No puedo, tengo ensayo
Lloviendo, tronando, relampagueando…bajo un sol de justicia (exquisitos y únicos en Bilbao), domingos, fiestas de guardar, alguna que otra navidad…y la misma mirada resuelta. Los pasos resuenan mientras suben con determinación la cuesta que les llevará al local de ensayo. Sabes que el resto de los mortales se ha ido de puente, que ha aprovechado el día para ir a la playa, que hay comilona con los amigos este sábado: se sabe cuándo empezará pero no cuándo acabará. Y aún así, los pies siguen avanzando con determinación hacia el espacio de trabajo, mientras tus labios murmuran decididos el último texto con el que vas a trabajar. Es entonces cuando piensas: «Cualquiera que me vea…» «Cualquiera que me oiga…»
Me permito «robarle» a Borja Ruiz una de las expresiones que utiliza en una de sus últimas columnas, cuando habla de la picadura del escorpión para referirse al «enganchón» que vivimos (¿o debería decir sufrimos?), algunos de los actores y actrices que decimos: «No puedo, tengo ensayo» varias veces a la semana y muchos fines de semana. Para describir esa fiereza que se vislumbra en algunas actitudes, yo solía hablar de «veneno». Solía decir: «Ella o él también están envenenados», refiriéndome a aquella gente que es capaz de renunciar a prácticamente cualquier cosa, por tener un ensayo. Con una fe ciega. Sin cuestionárselo.

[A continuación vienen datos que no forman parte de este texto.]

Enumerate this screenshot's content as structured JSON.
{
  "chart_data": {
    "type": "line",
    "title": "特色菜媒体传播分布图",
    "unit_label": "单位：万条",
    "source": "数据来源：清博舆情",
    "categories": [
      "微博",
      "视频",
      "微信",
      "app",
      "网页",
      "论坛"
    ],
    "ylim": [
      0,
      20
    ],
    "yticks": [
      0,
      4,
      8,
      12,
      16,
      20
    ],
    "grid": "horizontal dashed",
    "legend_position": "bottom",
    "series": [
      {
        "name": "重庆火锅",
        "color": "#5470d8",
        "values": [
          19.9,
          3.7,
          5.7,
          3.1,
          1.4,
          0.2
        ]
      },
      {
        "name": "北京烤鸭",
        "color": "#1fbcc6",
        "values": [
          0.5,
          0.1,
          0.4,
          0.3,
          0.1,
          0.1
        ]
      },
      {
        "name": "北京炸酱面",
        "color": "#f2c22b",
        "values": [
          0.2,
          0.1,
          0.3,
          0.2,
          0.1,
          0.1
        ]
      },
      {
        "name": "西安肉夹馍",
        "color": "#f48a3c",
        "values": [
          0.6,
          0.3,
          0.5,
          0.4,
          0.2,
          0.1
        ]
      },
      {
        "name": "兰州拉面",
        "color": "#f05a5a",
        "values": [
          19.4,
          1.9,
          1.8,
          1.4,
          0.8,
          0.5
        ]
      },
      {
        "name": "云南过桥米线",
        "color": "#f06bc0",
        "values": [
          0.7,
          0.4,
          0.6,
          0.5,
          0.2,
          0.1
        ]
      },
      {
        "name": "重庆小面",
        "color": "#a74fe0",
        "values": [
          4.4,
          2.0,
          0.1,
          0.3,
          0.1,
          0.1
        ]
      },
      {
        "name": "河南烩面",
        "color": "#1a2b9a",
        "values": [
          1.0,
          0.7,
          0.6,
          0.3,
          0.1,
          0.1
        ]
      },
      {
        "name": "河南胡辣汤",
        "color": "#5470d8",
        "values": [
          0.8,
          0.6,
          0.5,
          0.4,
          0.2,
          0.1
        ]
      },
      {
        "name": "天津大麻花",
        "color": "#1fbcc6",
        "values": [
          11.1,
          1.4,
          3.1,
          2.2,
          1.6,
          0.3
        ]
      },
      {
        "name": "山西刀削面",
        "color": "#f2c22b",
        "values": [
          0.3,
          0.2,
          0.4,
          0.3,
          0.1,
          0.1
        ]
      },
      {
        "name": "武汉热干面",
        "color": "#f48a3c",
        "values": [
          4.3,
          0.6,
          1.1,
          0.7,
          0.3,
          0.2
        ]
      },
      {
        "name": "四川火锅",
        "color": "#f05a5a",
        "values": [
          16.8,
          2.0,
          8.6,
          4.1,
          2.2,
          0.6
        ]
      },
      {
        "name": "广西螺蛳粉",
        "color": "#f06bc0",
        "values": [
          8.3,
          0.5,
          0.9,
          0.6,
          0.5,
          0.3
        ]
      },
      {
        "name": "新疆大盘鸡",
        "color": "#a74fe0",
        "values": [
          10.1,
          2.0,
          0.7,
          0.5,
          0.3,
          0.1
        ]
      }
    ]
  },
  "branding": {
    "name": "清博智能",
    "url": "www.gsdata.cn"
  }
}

La dedicación es tal, o mejor dicho, las ansias de dedicación son tales que se mira con envidia sana a aquellos colectivos que desarrollan su quehacer teatral alejados del mundanal ruido. Utopía, sí, pero realizada en vida. Tal es el caso del Odin Teatret de Eugenio Barba. Ubicados en Holstebro desde 1966, un pueblecito de la Dinamarca profunda (con todos mis respetos para los pueblos de las profundidades). Y una piensa, quizás con cierta inocencia: «Así si, así si que es fácil poder dedicarse a ello en cuerpo y alma. Porque no habrá distracciones, porque no habrá que lidiar con la realidad pura y dura.» Aunque supongo que allá habrán vivido también lo suyo. Y precisamente, además, por el hecho de poder concentrarse y disfrutar a pleno pulmón del arte teatral.
Y esto me lleva a cuestionarme lo siguiente: ¿Qué coño hace que a alguien le dé tan fuerte por una actividad como para dejar tirados a amistades, familias, amores y trabajos? ¿Qué se esconde detrás de todo eso? ¿Hay otras disciplinas, además de la teatral, donde suceda que, año tras año y generación tras generación, haya ciertos locos y locas que decidan dedicarse al asunto en cuerpo y alma, independientemente de retribuciones monetarias y demás parafernalia y que se despidan, literalmente, de su familia y amigos antes de entrar en el proceso de preparación final antes de un estreno?
Marjane Satrapi, mujer iraní, nos da su versión en su «Pollo con Ciruelas». Según su explicación literaria, el arte no es más que un instrumento. Lo que hay detrás del tar, de la pluma, de las puntas de ballet, de la precisión de una pirueta y del verso encarnado es el amor. Aunque ni el propio artista lo sepa. «Pollo con Ciruelas». La portada del cómic es violeta, por si alguien la quiere encontrar. Una pista: Ella es la autora de Persépolis.
Cierro con un comentario fuerte de una gran amiga mía que no tiene pelos en la lengua y que se me ha quedado grabado en la cabeza desde que lo oí. A propósito de bodas, bautizos y comuniones, ella me habló de la mezquindad del artista, que es capaz de perderse un encuentro vital importante en la vida de alguien cercano por tener que subirse a un escenario. Ahí queda eso. Seguiría, pero por una vez en mi vida, no tengo ensayo y estoy de post-comida.